I don't know about anyone else's Christmas but mine was a doozie. Christmas Eve was spent watching my flatmate interrogate the chap I’ve been seeing.
“What are you intentions?”
“I don't have any!”
“Bullcrap, I'll say again: what are your intentions towards Flick?”
“To give her anything she wants?”
“What if she wants a PS3 and Battlefield 3?”
“Is that what she wants?”
“Answer the question!”
“In that case you have my blessing.”
I needn't point out that my flatmate is a git. The last thing you need when you plan to slow down, if not stop a relationship is someone like him sticking his end in. Of course I expect my male readers to sympathise with my 'situation' more than my female readers.
The 'situation' sorted itself when I finally met the chap's parents later that day. It turns out that I'm a crude, ghastly drunk who was attempting to sully their only child. At least that's what they told him when they thought I was out of ear shot just before we left.

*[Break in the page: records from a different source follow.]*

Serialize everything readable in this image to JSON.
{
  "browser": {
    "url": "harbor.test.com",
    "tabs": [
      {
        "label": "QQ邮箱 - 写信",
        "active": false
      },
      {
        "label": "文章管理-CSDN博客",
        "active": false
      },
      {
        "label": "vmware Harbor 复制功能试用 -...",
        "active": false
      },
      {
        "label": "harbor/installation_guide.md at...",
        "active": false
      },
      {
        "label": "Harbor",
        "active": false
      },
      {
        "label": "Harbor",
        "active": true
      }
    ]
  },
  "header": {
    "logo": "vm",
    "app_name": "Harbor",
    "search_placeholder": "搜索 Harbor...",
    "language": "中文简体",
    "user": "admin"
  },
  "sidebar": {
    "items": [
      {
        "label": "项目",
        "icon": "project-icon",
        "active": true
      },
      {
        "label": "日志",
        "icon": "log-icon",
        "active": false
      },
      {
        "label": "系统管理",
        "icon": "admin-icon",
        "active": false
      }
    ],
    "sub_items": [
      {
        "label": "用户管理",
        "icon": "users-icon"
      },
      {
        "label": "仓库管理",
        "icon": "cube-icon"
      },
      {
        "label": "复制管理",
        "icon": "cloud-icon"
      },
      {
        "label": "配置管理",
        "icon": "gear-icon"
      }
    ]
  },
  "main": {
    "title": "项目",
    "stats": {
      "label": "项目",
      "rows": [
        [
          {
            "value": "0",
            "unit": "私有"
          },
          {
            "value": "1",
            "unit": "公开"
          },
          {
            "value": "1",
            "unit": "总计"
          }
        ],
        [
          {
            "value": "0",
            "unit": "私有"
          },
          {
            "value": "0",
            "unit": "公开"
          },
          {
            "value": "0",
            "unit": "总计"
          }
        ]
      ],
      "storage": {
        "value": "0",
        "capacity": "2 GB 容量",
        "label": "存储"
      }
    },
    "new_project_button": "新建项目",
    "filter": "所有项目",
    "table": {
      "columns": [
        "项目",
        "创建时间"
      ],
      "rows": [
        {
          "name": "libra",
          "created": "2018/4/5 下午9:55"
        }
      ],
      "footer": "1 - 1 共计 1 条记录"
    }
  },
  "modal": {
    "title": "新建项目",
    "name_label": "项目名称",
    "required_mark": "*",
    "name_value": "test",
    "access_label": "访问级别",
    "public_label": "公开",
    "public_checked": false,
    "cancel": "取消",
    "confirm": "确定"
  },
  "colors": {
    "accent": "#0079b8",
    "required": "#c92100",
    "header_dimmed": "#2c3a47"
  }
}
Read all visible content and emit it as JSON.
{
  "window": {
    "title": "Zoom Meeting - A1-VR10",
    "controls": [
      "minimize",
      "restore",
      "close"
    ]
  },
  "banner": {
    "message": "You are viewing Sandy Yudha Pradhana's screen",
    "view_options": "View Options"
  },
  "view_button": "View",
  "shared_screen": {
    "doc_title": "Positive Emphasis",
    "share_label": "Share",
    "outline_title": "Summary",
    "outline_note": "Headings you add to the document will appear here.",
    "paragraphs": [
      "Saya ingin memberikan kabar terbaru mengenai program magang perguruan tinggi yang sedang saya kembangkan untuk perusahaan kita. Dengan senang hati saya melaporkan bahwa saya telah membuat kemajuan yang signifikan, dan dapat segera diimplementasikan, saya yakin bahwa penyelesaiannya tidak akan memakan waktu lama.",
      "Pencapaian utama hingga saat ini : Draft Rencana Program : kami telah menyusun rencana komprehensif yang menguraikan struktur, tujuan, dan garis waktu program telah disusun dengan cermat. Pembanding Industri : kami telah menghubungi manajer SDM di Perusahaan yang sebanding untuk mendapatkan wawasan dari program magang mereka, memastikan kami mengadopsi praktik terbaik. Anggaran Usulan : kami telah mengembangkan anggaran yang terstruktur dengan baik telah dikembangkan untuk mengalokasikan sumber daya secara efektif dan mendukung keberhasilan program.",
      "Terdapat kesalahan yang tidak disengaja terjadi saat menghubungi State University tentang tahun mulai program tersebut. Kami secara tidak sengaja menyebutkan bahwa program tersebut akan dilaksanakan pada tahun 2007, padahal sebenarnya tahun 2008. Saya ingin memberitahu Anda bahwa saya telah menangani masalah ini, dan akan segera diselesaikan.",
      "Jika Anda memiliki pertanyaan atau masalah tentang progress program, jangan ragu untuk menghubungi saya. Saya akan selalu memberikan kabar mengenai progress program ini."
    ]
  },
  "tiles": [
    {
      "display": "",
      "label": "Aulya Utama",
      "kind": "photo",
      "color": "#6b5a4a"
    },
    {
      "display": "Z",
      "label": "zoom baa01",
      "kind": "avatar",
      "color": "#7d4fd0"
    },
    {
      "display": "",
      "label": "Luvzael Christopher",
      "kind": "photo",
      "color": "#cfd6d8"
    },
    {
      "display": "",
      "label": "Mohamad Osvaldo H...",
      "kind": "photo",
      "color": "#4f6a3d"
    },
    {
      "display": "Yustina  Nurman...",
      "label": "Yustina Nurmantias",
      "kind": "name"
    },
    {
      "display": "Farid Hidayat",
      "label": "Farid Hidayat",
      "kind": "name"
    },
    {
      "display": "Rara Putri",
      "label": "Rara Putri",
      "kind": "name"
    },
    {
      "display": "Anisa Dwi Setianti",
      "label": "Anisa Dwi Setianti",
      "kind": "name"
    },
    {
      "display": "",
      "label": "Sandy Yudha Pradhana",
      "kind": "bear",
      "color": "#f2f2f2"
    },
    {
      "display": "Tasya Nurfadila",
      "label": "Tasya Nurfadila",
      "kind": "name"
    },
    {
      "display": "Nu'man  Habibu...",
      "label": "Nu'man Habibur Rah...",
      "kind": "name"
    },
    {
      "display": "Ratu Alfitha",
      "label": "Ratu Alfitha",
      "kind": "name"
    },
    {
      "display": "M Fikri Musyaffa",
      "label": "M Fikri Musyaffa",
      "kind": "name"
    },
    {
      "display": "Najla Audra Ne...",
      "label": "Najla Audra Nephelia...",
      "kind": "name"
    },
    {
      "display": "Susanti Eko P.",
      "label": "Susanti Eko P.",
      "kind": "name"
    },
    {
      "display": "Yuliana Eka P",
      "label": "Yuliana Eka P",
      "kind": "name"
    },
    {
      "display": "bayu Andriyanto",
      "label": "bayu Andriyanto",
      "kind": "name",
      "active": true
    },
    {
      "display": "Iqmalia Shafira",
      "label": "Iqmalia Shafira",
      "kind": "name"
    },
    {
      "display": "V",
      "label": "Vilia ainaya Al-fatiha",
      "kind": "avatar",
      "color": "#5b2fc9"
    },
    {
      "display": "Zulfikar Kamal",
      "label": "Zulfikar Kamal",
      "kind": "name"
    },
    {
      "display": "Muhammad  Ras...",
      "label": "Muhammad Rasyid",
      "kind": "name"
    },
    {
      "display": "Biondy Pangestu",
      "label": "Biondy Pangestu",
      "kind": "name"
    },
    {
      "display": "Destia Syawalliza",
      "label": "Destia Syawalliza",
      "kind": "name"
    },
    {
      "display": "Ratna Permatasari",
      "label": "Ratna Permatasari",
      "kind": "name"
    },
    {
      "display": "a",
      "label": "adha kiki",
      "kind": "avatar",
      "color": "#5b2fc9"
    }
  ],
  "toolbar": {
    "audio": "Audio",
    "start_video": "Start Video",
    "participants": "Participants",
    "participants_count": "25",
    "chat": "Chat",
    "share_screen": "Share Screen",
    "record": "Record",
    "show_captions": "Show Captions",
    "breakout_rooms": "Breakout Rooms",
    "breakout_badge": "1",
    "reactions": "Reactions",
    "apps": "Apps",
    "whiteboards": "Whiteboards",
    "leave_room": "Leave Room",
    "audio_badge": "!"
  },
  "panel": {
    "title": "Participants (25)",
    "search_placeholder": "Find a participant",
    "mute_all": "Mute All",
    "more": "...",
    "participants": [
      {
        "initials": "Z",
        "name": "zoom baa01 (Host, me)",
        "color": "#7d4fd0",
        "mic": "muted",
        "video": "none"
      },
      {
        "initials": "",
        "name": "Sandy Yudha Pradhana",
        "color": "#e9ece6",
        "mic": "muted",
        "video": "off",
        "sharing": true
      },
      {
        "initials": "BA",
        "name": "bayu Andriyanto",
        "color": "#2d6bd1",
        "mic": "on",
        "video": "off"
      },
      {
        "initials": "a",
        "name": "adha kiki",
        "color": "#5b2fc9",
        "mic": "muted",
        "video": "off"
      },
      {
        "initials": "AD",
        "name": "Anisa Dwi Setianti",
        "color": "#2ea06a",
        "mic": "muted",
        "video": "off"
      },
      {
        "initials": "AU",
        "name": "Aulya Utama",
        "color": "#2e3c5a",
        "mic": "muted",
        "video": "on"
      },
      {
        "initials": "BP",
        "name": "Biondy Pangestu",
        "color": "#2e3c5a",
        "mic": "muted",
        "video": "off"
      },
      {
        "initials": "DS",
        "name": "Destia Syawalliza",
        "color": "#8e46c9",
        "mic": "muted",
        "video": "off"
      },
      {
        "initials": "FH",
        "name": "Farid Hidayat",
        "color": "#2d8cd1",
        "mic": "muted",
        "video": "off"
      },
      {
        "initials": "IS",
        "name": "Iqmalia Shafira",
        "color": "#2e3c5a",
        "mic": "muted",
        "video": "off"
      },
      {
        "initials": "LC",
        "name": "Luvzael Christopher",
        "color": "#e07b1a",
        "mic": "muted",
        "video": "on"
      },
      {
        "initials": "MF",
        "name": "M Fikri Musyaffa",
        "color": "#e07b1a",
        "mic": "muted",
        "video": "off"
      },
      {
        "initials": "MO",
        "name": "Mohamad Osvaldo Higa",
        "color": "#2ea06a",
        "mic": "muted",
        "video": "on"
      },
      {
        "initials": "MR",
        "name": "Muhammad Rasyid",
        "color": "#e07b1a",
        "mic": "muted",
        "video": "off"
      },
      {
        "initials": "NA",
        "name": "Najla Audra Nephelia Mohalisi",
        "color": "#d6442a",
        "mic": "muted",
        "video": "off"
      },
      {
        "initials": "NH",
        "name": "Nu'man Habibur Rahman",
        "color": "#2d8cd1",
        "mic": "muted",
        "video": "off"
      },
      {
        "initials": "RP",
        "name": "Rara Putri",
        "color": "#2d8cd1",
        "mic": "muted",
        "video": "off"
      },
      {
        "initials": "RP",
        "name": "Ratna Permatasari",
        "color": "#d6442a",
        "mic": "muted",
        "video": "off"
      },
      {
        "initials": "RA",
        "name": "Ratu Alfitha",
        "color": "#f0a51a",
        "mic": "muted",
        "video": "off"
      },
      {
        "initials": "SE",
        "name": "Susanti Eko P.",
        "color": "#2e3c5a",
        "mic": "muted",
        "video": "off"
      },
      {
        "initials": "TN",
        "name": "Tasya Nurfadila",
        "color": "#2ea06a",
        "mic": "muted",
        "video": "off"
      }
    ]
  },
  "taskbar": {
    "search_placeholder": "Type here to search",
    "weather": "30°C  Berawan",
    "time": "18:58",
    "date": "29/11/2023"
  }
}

I know he was tempted to tell his parents to get stuffed and be a rebel but I also know what a mummy's boy he is.
|This is image is being used ironically because I don't care.|
All I can say dear readers is phew! He was a lovely chap but I have no desire to be an MP's wife or in this case, a wannabe MP's wife and that's precisely where this would have ended up if it hadn't been snuffed out; with commitment, responsibility and partnership. All those terrible things that can happen if you embrace adulthood. No thanks. Indeed, I'm now footloose and free as we see in 2012.